The Nottingham residencies will be split across many sights including Nottingham Contemporary, and properties managed by Nottingham City Museums & Galleries including; Newstead Abbey, Wollaton Hall and Nottingham Castle (closed for renovation until Spring 2021).
Residencies at Newstead Abbey
Haunting Newstead Abbey
May 2021
Over the three years of research within Dancing Museums, Eleanor has been interested in working with museum sites in response to their specific history, content and context. This has been especially shaped by the fact that two of the allocated sites in Nottingham are historic buildings with very unusual collections (namely Wollaton Hall, home to the Nottingham Natural History Museum and Newstead Abbey, home to a collection of Lord Byron memorabilia).
Eleanor was particularly interested in the legacy of transatlantic slave money and colonialism present at Newstead. She was struck by how this history was only a small part of the museum’s public narrative and was unsure as to how she could address this within the context of the Dancing Museums research project.
Eleanor decided to invite other artists into the project: choreographers and dancers who are, in different ways, addressing these racialised histories within their existing research projects.
Eleanor curated two choreographic residencies.
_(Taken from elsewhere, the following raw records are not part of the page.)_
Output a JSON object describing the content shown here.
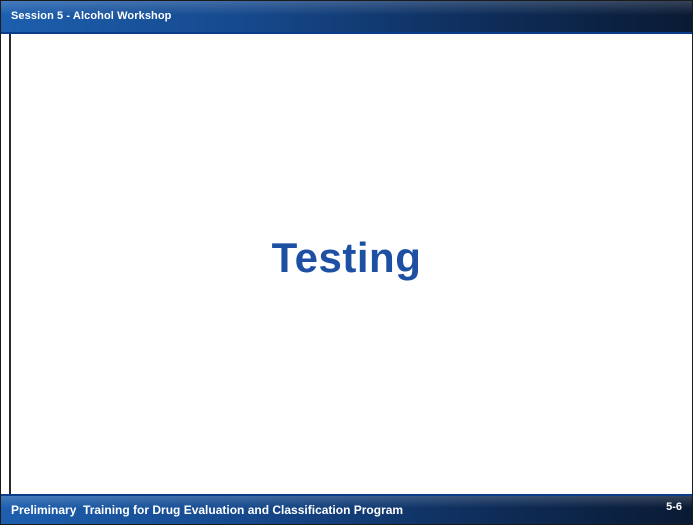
{
  "header": {
    "session_title": "Session 5 - Alcohol Workshop"
  },
  "slide": {
    "title": "Testing"
  },
  "footer": {
    "program_title": "Preliminary  Training for Drug Evaluation and Classification Program",
    "slide_number": "5-6"
  },
  "colors": {
    "bar_blue": "#16498d",
    "bar_dark": "#0a1a33",
    "title_blue": "#1d4fa3",
    "background": "#ffffff"
  }
}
In July 2021, artists Mary Pearson and mayfield brooks spent two weeks at Newstead, will exploring their ancestral connections with transatlantic slavery. Their transatlantic collaboration was rooted in their virtuosity as improvisers to craft affecting work quickly. They created a live performance which was held in the house and gardens of Newstead Abbey, and made two film installations with lens based artists Ben Harriott and Amanda Russell.
In August 2021, choreographer Seke Chimutengwende and dramaturg Charlie Ashwell worked with five dancers (Natifah White, Rose Sall Sao, Rhys Dennis, Alethia Antonia, and Adrienne Ming), exploring how the history of the transatlantic slave trade haunts the present and how haunted houses can be a metaphor for this experience. Seke also worked with lens based artists Ben Harriott and Amanda Russell to create photographs of the dancers inside the museum.
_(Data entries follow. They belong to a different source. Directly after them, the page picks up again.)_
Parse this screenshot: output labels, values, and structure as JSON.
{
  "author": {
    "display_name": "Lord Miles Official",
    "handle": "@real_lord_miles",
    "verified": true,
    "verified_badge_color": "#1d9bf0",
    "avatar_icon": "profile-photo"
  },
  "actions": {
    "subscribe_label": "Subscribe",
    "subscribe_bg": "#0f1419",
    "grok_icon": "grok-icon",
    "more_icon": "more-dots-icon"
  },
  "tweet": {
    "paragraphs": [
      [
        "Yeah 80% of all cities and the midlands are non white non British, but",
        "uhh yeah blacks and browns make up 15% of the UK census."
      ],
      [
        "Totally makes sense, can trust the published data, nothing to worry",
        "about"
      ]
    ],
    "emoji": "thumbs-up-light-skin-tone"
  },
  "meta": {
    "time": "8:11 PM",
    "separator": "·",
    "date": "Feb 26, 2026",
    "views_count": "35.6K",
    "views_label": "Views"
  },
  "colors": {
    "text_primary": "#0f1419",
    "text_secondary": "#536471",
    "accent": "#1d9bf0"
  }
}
The residencies in Newstead Abbey were a chance for the artists to deepen their research in a unique and historically loaded site. The film and photography from both residencies was displayed in the museums as part of the exhibition ‘Black Newstead’, Oct – Dec 2021, and will be incorporated into the permanent collection in early 2022.
Curating these residencies tied in with Eleanor’s interest in hosting dancers in sites that are not typically used for dancing. In the role of curator she can carve out space for the artists on the site allowing them to arrive as guests and not strangers; this might involved practical steps, such as making sure there is drinking water nearby, or it might be something more personal, such as making sure the museum volunteers and artists have met each other.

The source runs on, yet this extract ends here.